In building our new church, I have recently negotiated our plans and engineering with the State Highway Department. I had a firsthand opportunity to look behind the scenes and peer into the inner workings of the engineered system of our state highways. I was challenged by the overwhelming amount of planning that was required to move or construct a single road or bridge. It was obvious to me that, due to the population boom our state has experienced over the last decade, even the Highway Department officials have established that one lane bridges are no longer effective in our economy. They have come to the understanding that increased population requires that we have more highways and more lanes on the existing highways. It is time for us as apostolics to engineer a new plan, a better concept of building greater thoroughfares toward bringing the masses closer to God.
I hope you have figured out by now that this article actually isn’t about one-lane bridges or one-lane highways. What it is about is the desperate need for more churches. Having one church in every single town and city was a worthwhile objective—in 1947. The time that we are living in and the increased population of it demand that we have more doors of opportunity. People desperately need to get from where they ARE to where they need to go. A more beautiful one-lane bridge won’t move more people. The same could be said about a more beautiful church. People who are stuck in traffic don’t care about the beauty of the bridge nearly as much as how many lanes are open.

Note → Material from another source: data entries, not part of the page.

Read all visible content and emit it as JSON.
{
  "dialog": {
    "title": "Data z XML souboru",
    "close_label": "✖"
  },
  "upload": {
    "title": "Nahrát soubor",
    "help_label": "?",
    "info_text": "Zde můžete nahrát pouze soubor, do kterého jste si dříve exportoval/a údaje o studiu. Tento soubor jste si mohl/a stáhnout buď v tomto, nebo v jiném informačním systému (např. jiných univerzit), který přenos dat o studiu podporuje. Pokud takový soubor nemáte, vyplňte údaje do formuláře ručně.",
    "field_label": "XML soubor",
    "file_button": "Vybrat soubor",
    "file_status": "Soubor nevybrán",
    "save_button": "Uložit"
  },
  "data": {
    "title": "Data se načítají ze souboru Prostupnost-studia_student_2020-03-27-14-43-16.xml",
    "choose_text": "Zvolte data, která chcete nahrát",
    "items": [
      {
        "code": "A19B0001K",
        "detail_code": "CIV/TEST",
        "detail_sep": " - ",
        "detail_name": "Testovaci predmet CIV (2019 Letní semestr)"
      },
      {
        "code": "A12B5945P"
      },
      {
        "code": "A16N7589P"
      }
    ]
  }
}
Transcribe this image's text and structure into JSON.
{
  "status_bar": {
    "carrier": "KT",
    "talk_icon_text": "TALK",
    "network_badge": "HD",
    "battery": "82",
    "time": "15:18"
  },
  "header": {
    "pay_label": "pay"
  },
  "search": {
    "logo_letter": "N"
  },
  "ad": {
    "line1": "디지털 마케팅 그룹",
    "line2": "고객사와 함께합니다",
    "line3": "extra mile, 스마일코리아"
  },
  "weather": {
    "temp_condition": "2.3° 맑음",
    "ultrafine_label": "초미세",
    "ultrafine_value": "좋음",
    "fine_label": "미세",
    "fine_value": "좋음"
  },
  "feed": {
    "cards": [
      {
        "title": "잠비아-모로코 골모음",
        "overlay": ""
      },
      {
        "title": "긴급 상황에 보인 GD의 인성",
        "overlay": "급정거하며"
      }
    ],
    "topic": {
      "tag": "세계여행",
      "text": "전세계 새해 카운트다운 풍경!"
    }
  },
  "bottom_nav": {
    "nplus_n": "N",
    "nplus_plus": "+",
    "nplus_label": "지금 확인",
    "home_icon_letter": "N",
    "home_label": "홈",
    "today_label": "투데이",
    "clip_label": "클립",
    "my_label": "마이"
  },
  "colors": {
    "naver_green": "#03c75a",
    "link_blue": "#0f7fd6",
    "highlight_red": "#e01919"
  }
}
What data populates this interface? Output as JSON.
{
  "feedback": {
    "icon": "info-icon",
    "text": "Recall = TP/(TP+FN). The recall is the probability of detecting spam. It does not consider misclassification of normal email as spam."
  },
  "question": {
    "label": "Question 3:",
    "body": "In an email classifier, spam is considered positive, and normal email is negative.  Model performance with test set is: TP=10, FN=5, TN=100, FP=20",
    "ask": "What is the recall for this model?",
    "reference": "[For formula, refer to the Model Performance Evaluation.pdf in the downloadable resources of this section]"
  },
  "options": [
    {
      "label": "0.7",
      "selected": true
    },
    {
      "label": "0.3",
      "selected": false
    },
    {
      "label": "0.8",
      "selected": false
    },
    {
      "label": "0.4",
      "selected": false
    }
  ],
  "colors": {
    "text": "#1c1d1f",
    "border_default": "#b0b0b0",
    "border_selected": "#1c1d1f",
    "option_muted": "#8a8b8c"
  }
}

I have heard many pastors tell the saints,”If you would just multiply yourself by winning one soul this year, this church would double!” I have said it myself. We would do well to take our own advice. If each of us would multiply our church through a daughter work, the number of churches in our district would double. More churches will equal more doors. More doors will equal more opportunities. More opportunities will equal more souls. While it is important that we build bigger and better individual churches, it is VITALLY IMPORTANT that we build MORE churches. A single entryway of truth in each city is not enough. We have got to have more doors. The NEED of our times demands it.